The Ancient Foundation: The Amazon Basin
The landscape that would become the Amazon River existed long before the waterway itself. The vast basin, covering approximately 7 million square kilometers, began forming during the Jurassic period, around 150 million years ago, as the supercontinent Pangaea started to rift apart. Sedimentary rocks deposited in this ancient inland sea or series of lakes contain fossils that tell a story of a humid, verdant environment teeming with life long before a single drop of water flowed in a recognizable river channel.
Evidence from Fossil Records
Fossil discoveries provide crucial clues to the basin's prehistoric past. Marine fossils found far inland indicate that what is now the Amazon lowlands was once covered by a shallow sea. Later, freshwater deposits from lakes and swamps preserve the remains of ancient crocodiles, turtles, and immense prehistoric creatures like the 12-meter-long *Purussaurus*, an apex predator that ruled the Miocene wetlands roughly 8 million years ago. These fossils confirm the presence of significant water systems, but not necessarily the organized river we know today.
Geological Forcing: The Andes Uplift
The most critical event in shaping the modern Amazon River was the dramatic uplift of the Andes Mountains. Beginning around 25 million years ago and intensifying in the last 10 million years, the collision of tectonic plates forced the western edge of South America skyward. This immense geological process fundamentally altered the regional drainage patterns, blocking the eastward flow of water and creating a vast new watershed that would eventually become the Amazon Basin.
The Reversal of Flow
Before the Andes rose high enough, computer models and geological evidence suggest the region's rivers flowed westward into the Pacific Ocean. As the mountains grew, they captured the prevailing westerly winds, causing heavy rainfall that filled the newly formed basin. This influx of water, combined with the changing topography, eventually overwhelmed the natural barriers, forcing the entire system to reverse its direction and flow eastward toward the Atlantic Ocean, thus establishing the Amazon River in its current form.
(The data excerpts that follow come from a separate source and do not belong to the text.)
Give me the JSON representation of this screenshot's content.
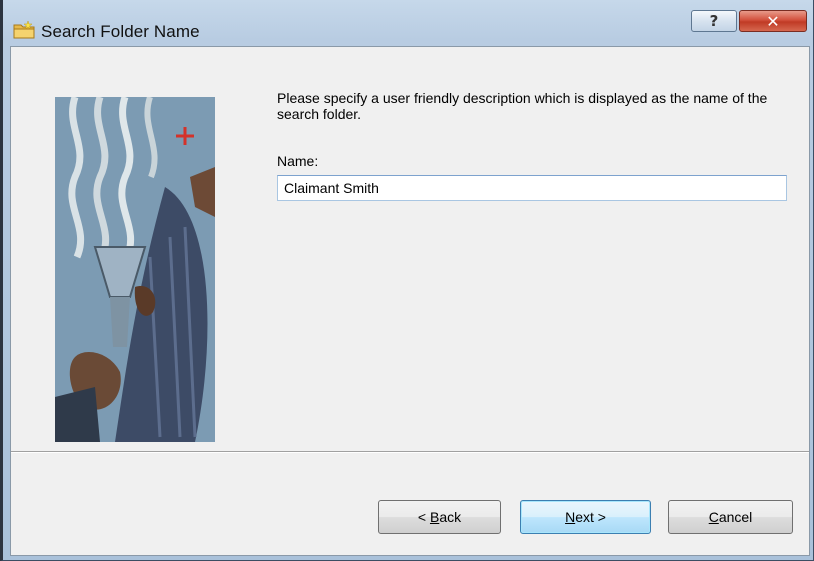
{
  "window": {
    "title": "Search Folder Name",
    "icon": "folder-icon",
    "help_label": "?",
    "close_label": "✕"
  },
  "main": {
    "prompt": "Please specify a user friendly description which is displayed as the name of the search folder.",
    "name_label": "Name:",
    "name_value": "Claimant Smith"
  },
  "buttons": {
    "back": {
      "prefix": "< ",
      "accel": "B",
      "rest": "ack"
    },
    "next": {
      "prefix": "",
      "accel": "N",
      "rest": "ext >"
    },
    "cancel": {
      "prefix": "",
      "accel": "C",
      "rest": "ancel"
    }
  },
  "side_image": "wizard-illustration-man-with-megaphone"
}
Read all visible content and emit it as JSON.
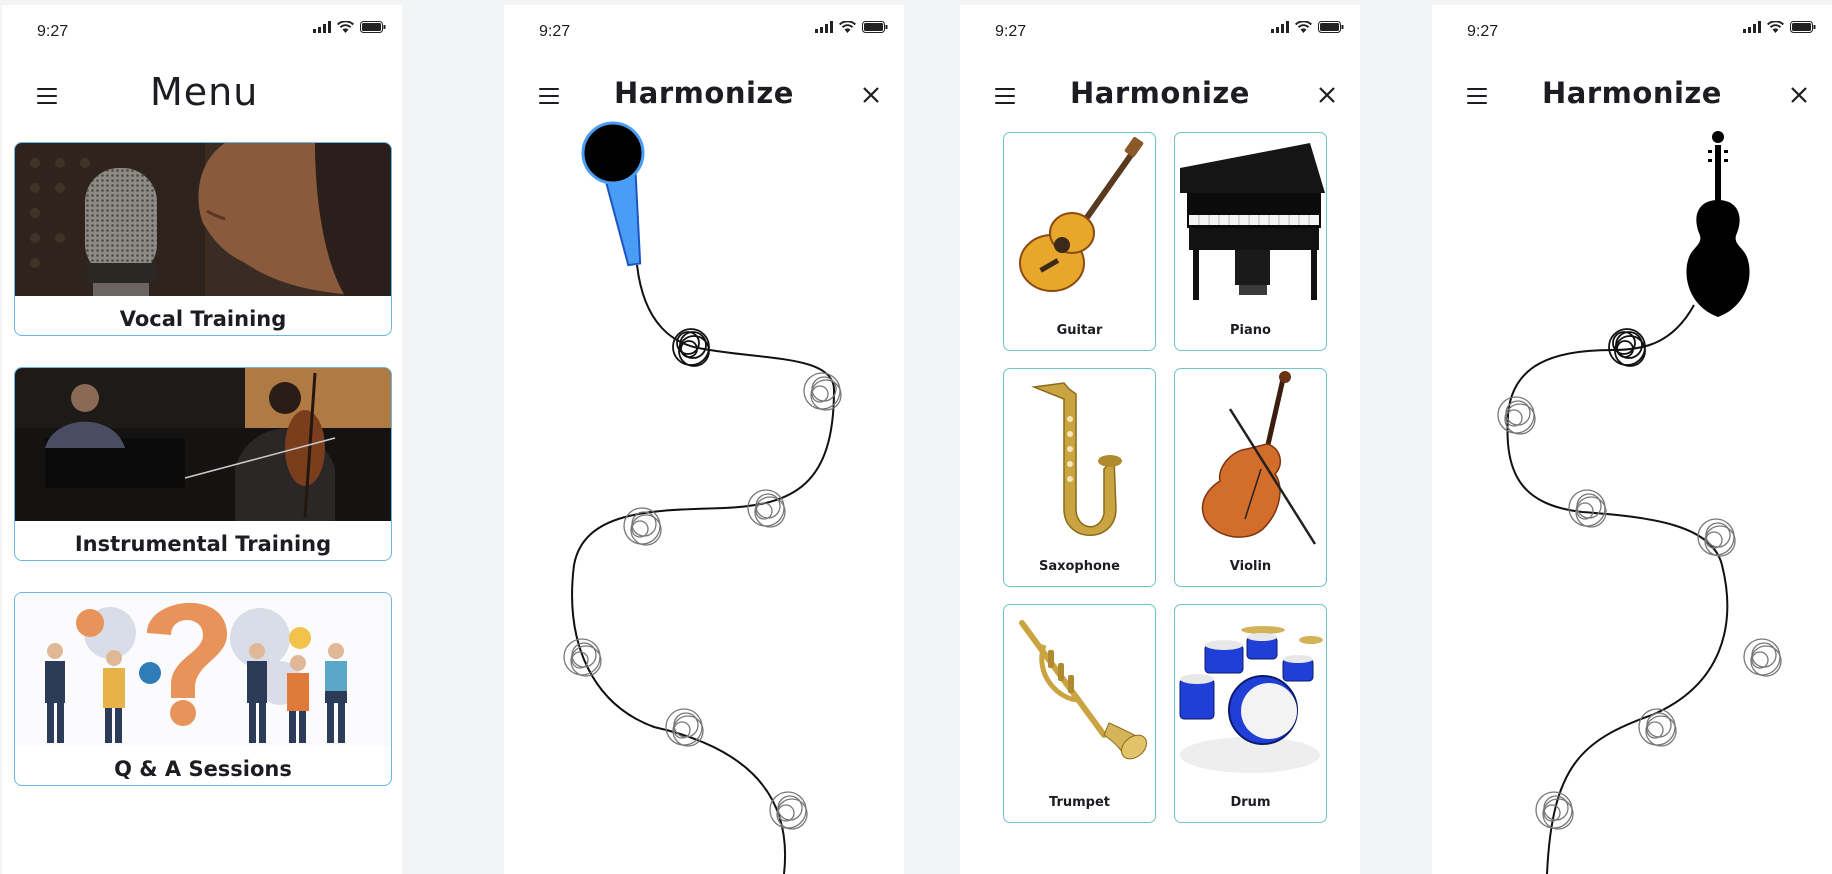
{
  "status": {
    "time": "9:27"
  },
  "menu_screen": {
    "title": "Menu",
    "cards": [
      {
        "label": "Vocal Training"
      },
      {
        "label": "Instrumental Training"
      },
      {
        "label": "Q & A Sessions"
      }
    ]
  },
  "vocal_screen": {
    "title": "Harmonize"
  },
  "instruments_screen": {
    "title": "Harmonize",
    "instruments": [
      {
        "label": "Guitar"
      },
      {
        "label": "Piano"
      },
      {
        "label": "Saxophone"
      },
      {
        "label": "Violin"
      },
      {
        "label": "Trumpet"
      },
      {
        "label": "Drum"
      }
    ]
  },
  "violin_screen": {
    "title": "Harmonize"
  },
  "colors": {
    "accent_border": "#6ab7e6",
    "tile_border": "#6fc3cc",
    "mic_blue": "#4a9df5"
  },
  "icons": [
    "hamburger-menu-icon",
    "close-icon",
    "signal-icon",
    "wifi-icon",
    "battery-icon",
    "microphone-icon",
    "violin-icon"
  ]
}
Pinpointing the Age: Scientific Debates
Estimating the exact age of the Amazon River is a complex scientific endeavor, with researchers arriving at different conclusions based on varying methodologies. Some studies analyze the sediments carried by the river, while others examine the geological layers of the Amazon River mouth on the Atlantic seabed. This ongoing research has resulted in a range of estimates, though a consensus is forming around a surprisingly young age.